I put him down and rushed out, looking for Bowser and Nichols, praying that they were not hurt. I found them lying by the gate, also covered in blood and playing with a carcass. The carcass of that damned stray.
What was left of the black dog’s head was stuck in between the bars of the gate. I approached to get a closer look and the two pittbulls sauntered over to me happy as could be, blood dripping from their muzzles. My guys had gone to town on it.
I stood there staring at the white and jagged rows of exposed vertebrae, trying to figure out how this could have happened and then it hit me. This couldn’t be a coincidence. I knew what this was. I know the signs….This is Journeyman’s work.
I rushed back into the house and up to my room. There I reached under the mattress and took out a hard cover journal. I put the code into the lock, opened it up to the last page.
There’s a new entry. Dated for today. Journeyman had been here last night.My palms started to sweat as I over the words in the journal and held my breath.
17th June 2015
My dear Kabirium, I know life hasn’t been easy lately.
Laura is gone. I’m happy to see her go but I know that you’re not. I know how much you need companionship in your life and to feel loved. I always knew that she wasn’t right for you, but I held my tongue. This relationship was your mistake to make. Now that it’s finally over I can help to ease your transition into a better version of you.
At first, I was content to sit on the sidelines and let you come to terms with the separation on your own but when that stray started making nightly trips to your front gate I knew I had to do something. So last night, I went out for a walk.
The strays in this neighbourhood don’t go very far. They’re always hanging around so I went out to that field they like to roam around in to see if they couldn’t be reasoned with.
They were wary of me. Strays always are. So I carried some treats, sat down and laid out a few scraps and bacon strips. Pretty soon dark silhouettes formed at the edge of the field as they started to come out. They took their time deciding on whether they could trust me or not but their hunger made the decision for them. They didn’t stand a chance.

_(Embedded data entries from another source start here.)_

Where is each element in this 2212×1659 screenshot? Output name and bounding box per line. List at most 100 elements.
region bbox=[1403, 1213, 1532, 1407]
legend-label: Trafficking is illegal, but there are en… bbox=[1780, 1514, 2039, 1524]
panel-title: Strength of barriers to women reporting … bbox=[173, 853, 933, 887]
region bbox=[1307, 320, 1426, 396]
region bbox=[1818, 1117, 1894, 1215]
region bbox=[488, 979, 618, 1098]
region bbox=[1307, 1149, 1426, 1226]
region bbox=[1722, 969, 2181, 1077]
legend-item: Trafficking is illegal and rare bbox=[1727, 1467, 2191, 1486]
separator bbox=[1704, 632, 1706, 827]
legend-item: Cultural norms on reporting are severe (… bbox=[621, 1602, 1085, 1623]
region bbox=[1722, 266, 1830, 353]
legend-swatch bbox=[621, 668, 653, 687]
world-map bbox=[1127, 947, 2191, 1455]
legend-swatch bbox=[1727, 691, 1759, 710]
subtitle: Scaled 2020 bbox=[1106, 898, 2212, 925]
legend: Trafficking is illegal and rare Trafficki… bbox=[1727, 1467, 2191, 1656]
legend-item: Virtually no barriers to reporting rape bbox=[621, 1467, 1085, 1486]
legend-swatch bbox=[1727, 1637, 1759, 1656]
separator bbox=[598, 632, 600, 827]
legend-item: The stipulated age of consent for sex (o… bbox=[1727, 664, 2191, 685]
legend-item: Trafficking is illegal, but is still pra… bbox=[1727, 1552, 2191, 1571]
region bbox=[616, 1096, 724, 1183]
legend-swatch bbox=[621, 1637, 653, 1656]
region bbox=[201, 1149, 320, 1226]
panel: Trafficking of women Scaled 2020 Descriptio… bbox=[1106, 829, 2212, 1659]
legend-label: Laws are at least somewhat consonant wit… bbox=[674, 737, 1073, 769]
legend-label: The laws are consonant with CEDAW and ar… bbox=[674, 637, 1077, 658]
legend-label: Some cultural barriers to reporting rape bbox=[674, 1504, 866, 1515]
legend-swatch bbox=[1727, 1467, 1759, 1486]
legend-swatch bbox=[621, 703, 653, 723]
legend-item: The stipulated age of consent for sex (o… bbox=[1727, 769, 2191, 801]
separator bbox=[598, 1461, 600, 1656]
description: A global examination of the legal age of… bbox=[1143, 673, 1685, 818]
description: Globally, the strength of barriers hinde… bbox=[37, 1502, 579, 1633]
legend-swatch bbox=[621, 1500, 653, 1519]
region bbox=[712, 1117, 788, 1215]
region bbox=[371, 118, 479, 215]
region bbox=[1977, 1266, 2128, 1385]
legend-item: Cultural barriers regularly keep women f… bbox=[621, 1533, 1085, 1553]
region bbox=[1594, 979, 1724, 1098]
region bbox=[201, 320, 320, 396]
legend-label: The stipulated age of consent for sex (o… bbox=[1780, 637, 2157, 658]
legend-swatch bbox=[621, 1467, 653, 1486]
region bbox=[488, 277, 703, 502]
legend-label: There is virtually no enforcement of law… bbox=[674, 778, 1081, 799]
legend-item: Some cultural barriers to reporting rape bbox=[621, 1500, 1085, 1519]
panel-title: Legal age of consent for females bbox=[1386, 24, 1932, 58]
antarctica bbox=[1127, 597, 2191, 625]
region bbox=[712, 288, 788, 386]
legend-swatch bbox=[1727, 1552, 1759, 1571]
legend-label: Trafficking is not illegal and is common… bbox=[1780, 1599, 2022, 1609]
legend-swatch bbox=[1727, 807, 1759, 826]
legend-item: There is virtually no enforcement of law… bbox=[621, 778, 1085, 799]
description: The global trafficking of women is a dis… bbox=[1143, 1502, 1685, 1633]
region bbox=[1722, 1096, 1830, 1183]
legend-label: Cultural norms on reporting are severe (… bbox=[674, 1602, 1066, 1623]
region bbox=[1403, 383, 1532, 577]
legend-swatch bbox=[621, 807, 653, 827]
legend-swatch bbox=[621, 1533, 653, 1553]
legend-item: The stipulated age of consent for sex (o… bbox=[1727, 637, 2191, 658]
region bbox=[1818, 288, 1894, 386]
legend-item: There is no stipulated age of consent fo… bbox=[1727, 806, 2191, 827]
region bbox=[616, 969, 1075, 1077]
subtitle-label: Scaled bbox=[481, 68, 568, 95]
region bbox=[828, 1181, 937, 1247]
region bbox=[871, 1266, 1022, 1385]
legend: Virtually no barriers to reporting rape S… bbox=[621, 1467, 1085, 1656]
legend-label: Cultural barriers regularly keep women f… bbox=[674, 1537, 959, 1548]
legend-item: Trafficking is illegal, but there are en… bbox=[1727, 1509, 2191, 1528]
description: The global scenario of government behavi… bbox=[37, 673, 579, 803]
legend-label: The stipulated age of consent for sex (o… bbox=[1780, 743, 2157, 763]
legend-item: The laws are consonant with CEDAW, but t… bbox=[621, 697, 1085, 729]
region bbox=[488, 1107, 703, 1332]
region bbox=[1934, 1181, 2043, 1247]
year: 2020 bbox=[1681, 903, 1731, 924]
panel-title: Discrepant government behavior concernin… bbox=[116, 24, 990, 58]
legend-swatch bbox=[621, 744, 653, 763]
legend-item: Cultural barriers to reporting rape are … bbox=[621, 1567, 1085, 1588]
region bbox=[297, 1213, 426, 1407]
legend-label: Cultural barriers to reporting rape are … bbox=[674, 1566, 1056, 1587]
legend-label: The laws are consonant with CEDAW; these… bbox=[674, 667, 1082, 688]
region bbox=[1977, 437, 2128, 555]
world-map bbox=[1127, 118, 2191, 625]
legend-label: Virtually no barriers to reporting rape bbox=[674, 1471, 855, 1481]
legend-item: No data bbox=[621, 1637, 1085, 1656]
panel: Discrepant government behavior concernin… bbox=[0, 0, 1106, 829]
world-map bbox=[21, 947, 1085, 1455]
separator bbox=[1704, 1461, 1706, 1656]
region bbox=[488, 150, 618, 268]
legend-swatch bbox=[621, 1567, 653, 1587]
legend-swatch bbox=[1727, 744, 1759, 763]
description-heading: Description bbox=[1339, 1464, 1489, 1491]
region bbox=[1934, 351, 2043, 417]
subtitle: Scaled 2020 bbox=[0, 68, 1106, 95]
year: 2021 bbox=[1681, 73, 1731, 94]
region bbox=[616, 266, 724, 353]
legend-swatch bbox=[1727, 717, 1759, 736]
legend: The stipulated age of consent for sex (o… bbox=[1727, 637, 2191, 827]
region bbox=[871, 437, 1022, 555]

It took a few hours before our black friend with the brown feet made an appearance. He was more apprehensive than the others but as soon as he got in range I hit him with the tranquilizer gun. (NB-you need to invest in a stronger cocktail. I had to follow the mutt across the field before it passed out.)
Now that I had my prize, I slung it over my shoulder and made my way back to yours. I locked Bowser, Nichols and Cucho inside the house so that I could prepare their surprise undisturbed then used motor oil to squeeze the strays head in between the bars of the gate.
Oh, how I wish you had seen the look on its face when it woke. It struggled and howled and tried to pull its head free but there was no way it was getting out. I used the glue gun to fuse its neck to the bars.
Then I opened up the dogs and let them have their way. Nichols got to the stray first. Went straight for the jugular. Bowser caught up and started tearing at the stray’s face. And then Cucho. Sweet, sweet, Cucho, struggled to get in on the action, pushing the pitbulls out of the way to make space for himself on the kill.
It was over fast. And by that I mean that the stray died fast. But the hounds continued at it. Swear-down, they were trying to sever the head off but the spine and neck muscles just wouldn’t give so they decided that half-on, half-off was good enough. I’m just happy they had fun.
Kabirium, I hope you slept well last night. I did this for you. To make you happy. To make your life that much more peaceful.
——-Your loving friend, Journeyman.
The journal entry ends there. I’m not angry with him. In fact I’m glad. Journeyman always comes through for me when something needs doing but I don’t have the guts to do it myself. He really is a good friend. I just wish he had the decency to clean up after himself. What the hell am I going to do with a semi-decapitated dog? Well, I could make breakfast for the neighbours.